On top of this, actual defect zones represent less than 1% of the network — a classic imbalanced learning problem where a naive model could score 99% accuracy by predicting "no defect" everywhere, while missing every real risk.

DATA & PIPELINE

I designed an ETL pipeline to harmonize heterogeneous spatio-temporal data around a unified Linear Reference System (LRS):

• GPS Snapping: Corrected spatial drift via orthogonal projection onto the theoretical track graph (Line/Track/PK), ensuring every sensor reading maps to the right piece of rail.
• Temporal Alignment: Used merge_asof logic to join continuous time-series (geometry measurements sampled every 25cm) with discrete events (maintenance interventions, defect reports).
• Feature Engineering: Computed rolling statistics (mean, variance, skewness) over spatial windows (100m, 1km) to capture the local "texture" of the track — how smoothly or erratically the geometry evolves in each segment.

METHODOLOGY

In railway safety, a missed defect is far more costly than an unnecessary inspection. The entire modeling strategy is built around this asymmetry:

• Cost-Sensitive Modeling: Optimized XGBoost using class weighting (scale_pos_weight) and decision threshold tuning to maximize Recall — catching as many real defects as possible, even at the cost of some false alarms.
• Model Comparison: Benchmarked Logistic Regression (baseline), Random Forest, and XGBoost across the full precision-recall spectrum.
• Root Cause Analysis: Used SHAP values to identify what drives defects — revealing that longitudinal leveling degradation combined with clay-rich subsoil is the strongest predictor of track failure.

DASHBOARD

Data Science doesn't end at the model. I designed spatio-temporal heatmaps — dense matrices where the X-axis tracks position along the rail (in kilometers) and the Y-axis tracks time (in months). These visualizations let maintenance engineers see how defects slowly drift and intensify, revealing seasonal patterns like the impact of rainfall on ballast stability.
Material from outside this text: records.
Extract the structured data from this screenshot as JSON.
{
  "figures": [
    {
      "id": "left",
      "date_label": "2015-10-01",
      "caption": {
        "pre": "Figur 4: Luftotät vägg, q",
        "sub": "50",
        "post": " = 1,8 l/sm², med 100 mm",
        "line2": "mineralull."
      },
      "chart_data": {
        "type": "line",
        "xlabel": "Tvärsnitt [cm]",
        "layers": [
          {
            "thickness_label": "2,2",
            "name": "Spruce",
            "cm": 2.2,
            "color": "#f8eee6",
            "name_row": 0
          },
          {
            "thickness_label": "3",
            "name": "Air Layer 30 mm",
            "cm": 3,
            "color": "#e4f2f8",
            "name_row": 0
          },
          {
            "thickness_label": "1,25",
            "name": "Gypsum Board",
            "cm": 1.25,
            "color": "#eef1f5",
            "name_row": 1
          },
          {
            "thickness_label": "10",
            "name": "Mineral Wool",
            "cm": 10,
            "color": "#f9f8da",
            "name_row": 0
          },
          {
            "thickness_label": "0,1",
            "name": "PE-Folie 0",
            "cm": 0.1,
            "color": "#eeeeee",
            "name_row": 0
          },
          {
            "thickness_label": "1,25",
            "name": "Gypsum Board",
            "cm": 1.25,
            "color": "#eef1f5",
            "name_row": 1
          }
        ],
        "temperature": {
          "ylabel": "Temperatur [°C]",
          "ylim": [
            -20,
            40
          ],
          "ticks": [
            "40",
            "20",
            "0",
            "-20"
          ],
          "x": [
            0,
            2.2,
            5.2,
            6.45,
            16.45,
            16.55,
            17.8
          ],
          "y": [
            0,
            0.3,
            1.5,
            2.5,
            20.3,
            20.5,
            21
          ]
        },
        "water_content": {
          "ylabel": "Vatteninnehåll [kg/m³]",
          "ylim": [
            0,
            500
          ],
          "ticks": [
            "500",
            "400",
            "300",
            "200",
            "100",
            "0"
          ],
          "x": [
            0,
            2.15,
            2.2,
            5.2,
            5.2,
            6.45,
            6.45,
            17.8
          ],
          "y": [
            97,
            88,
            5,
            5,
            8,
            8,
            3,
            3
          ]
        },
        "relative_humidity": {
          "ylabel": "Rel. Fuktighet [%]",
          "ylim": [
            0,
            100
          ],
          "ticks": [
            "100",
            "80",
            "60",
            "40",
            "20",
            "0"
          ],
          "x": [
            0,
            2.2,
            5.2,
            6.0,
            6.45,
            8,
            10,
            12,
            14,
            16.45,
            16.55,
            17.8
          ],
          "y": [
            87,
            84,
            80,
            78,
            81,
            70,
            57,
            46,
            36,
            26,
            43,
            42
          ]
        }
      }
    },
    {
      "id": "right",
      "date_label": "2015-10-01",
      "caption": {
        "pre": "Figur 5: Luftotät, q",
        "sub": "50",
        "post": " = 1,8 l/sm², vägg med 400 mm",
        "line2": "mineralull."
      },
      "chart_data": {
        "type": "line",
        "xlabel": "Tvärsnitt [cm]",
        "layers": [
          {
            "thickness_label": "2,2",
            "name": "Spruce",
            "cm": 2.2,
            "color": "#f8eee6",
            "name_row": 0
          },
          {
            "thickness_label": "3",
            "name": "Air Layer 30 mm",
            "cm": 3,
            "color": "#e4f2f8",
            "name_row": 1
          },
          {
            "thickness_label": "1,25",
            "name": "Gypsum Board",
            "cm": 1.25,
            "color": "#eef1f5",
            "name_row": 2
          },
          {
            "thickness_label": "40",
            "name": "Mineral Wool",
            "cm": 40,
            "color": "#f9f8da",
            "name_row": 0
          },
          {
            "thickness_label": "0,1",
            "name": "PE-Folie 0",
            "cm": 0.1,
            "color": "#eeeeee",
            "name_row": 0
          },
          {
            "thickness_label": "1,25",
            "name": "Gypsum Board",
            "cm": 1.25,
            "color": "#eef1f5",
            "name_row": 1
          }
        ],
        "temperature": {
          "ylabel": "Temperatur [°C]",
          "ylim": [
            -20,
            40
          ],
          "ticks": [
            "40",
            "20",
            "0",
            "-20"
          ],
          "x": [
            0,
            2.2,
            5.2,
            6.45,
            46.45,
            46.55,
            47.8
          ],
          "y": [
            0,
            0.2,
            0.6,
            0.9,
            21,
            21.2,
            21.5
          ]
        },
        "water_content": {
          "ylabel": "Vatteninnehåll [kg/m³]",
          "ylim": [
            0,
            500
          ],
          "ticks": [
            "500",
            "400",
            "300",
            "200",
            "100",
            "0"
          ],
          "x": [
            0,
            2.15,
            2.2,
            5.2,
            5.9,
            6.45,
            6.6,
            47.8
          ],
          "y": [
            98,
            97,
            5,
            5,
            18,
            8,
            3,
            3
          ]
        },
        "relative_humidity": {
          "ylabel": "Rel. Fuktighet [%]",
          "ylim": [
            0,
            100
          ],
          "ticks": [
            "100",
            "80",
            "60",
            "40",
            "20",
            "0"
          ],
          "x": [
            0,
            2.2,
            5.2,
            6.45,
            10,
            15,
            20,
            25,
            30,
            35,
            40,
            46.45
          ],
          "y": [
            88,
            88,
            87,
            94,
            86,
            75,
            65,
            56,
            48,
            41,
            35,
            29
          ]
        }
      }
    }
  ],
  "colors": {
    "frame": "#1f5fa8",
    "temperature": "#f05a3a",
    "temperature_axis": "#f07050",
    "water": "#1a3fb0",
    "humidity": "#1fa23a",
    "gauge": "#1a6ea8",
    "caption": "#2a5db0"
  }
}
A second layer compares defect distributions before and after repairs, qualifying whether an intervention actually held or if the geometry is degrading again. This turns the dashboard from a snapshot into a living monitoring tool.

RESULTS & IMPACT

Beyond the metric, the project delivered a complete decision support system: from raw telemetry to interactive Power BI dashboards that field teams actually use. SHAP-based root cause analysis translated statistical findings into plain-language recommendations for non-technical stakeholders — bridging the gap between Data Science and operations.

REFERENCES

• Chen, T., & Guestrin, C. (2016). XGBoost: A Scalable Tree Boosting System. KDD '16.
• Lundberg, S.M., & Lee, S.I. (2017). A Unified Approach to Interpreting Model Predictions. NeurIPS '17.
• SNCF Réseau — Internal methodology for ZER classification and maintenance prioritization.

TECH STACK

Data Science: Python, Pandas, Scikit-learn, XGBoost, SHAP, MLFlow, DVC.
Engineering: SQL (PostgreSQL), ETL Pipelines, ArcGis (GIS), Gitlab CI/CD.
Visualization: Power BI, Streamlit, Plotly.